B.-H.L. : Nous appartenons tous deux à des générations qui ont été dominées par la question du totalitarisme ou, pour être plus précis, par celle du communisme. Étions-nous pour ou contre le communisme ? Le jugions-nous, ou non, comme l’horizon incontournable de notre temps ? Nous subjuguait-il ? Nous répugnait-il ? C’était, j’y insiste, le cœur de tous nos débats intellectuels. Or voici que tout cela vole en éclats. Et voici que s’achève une histoire qui est, soit dit en passant, l’histoire même que racontent mes Aventures. Nous entrons alors dans une autre histoire. Et, donc, dans un autre débat. Lequel ? Pour aller très vite, je dirai : le débat qui opposera l’universalisme démocratique aux diverses figures du populisme. Hier : la démocratie contre le totalitarisme. Demain : la démocratie contre le populisme.

L.P. : J’emploierai d’autres termes. Entre les cosmopolites et les amoureux des racines… Je penche vers l’enraciné.

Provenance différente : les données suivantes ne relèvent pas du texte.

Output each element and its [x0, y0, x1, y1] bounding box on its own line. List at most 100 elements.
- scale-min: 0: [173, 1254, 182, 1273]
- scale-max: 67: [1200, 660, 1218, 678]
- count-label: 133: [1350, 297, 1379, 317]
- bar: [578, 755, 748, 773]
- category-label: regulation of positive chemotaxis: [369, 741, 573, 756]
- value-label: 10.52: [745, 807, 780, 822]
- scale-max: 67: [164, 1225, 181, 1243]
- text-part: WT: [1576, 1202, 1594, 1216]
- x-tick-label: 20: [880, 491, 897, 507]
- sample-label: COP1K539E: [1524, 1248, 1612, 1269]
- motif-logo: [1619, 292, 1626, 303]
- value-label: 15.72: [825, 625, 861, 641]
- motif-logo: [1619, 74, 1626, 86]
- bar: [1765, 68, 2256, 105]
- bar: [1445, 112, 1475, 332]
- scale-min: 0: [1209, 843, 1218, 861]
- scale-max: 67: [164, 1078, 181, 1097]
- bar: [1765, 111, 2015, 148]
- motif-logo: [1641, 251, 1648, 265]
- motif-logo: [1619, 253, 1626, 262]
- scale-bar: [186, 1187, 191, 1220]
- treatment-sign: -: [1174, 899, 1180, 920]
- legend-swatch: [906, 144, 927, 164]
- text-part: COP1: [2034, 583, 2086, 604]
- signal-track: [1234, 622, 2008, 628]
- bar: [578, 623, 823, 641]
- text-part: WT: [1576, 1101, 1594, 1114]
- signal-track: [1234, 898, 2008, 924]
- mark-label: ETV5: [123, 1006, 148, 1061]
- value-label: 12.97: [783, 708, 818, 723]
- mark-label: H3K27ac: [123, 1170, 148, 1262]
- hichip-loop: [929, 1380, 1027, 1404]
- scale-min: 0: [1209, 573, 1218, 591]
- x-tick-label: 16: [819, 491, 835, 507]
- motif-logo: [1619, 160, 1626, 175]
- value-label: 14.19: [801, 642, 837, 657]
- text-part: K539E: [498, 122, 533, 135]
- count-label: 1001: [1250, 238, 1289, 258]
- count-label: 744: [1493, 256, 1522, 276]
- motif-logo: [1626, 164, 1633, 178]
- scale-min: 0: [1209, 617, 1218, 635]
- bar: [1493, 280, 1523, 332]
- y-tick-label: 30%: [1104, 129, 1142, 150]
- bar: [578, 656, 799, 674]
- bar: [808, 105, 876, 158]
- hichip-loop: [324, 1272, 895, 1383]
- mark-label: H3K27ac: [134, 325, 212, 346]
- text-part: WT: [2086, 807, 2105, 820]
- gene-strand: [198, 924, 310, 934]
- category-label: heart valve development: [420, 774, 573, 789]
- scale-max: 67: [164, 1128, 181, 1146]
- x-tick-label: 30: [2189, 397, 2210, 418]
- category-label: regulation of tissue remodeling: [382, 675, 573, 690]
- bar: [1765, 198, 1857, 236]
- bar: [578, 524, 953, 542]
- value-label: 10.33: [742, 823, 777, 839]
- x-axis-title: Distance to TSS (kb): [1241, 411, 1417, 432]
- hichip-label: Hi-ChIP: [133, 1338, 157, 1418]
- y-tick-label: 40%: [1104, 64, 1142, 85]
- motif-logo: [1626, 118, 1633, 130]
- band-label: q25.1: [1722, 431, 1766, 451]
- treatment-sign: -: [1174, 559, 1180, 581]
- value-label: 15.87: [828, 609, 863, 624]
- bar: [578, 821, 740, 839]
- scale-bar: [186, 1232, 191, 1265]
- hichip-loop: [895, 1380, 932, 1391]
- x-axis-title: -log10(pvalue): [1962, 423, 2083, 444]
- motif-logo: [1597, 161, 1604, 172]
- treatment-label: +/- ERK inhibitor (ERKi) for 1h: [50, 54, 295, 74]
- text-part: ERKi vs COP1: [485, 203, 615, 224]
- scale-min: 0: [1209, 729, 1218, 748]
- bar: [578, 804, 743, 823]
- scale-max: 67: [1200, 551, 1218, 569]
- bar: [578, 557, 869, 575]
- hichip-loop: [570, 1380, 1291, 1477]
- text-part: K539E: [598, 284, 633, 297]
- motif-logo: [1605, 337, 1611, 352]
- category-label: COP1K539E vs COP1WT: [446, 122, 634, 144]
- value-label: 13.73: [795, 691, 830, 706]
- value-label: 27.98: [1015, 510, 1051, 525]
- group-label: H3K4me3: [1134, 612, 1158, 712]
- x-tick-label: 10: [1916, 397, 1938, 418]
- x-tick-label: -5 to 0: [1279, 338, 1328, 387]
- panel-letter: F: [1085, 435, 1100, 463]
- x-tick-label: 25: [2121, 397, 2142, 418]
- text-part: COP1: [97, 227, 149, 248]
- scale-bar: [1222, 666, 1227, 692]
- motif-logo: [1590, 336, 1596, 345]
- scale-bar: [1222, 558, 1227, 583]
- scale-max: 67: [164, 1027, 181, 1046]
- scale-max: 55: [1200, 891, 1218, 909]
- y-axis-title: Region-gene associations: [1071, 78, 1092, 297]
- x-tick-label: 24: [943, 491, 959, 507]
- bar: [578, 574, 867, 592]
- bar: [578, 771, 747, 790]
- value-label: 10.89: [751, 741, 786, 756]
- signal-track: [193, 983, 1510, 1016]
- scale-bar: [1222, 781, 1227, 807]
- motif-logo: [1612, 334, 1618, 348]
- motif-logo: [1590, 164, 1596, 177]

B.-H.L. : Je penche vers le cosmopolite.

L.P. : Je crois les deux conceptions conciliables.

B.-H.L. : Le problème est de savoir ce qu’on privilégie. Je suis d’accord, moi, par exemple, avec tous les enracinements que l’on voudra. Mais à condition qu’ils constituent, non des points d’ancrage, mais des points de départ et des prétextes à traversée. Si, en revanche, la racine devait primer, si la tribu devait l’emporter, si nous devions être réduits à notre appartenance originelle et matricielle, alors je pense que la servitude ne serait pas très loin. Prenons un cas concret à propos duquel nous nous sommes, d’ailleurs, déjà opposés : celui de Soljénitsyne. Je suis de ceux qui pensent qu’en donnant, dans son dernier livre, la primauté à la lutte contre l’Occident et contre sa « sous-culture », il s’égare. Alors que vous pensez, vous, qu’il revient à une vérité plus profonde.

L.P. : Voilà le prochain débat amorcé…

Entretien entre Louis Pauwels et Bernard-Henri Lévy dans le « Figaro Magazine » le 16 mars 1991.
Entretien entre Louis Pauwels et Bernard-Henri Lévy dans le « Figaro Magazine » le 16 mars 1991.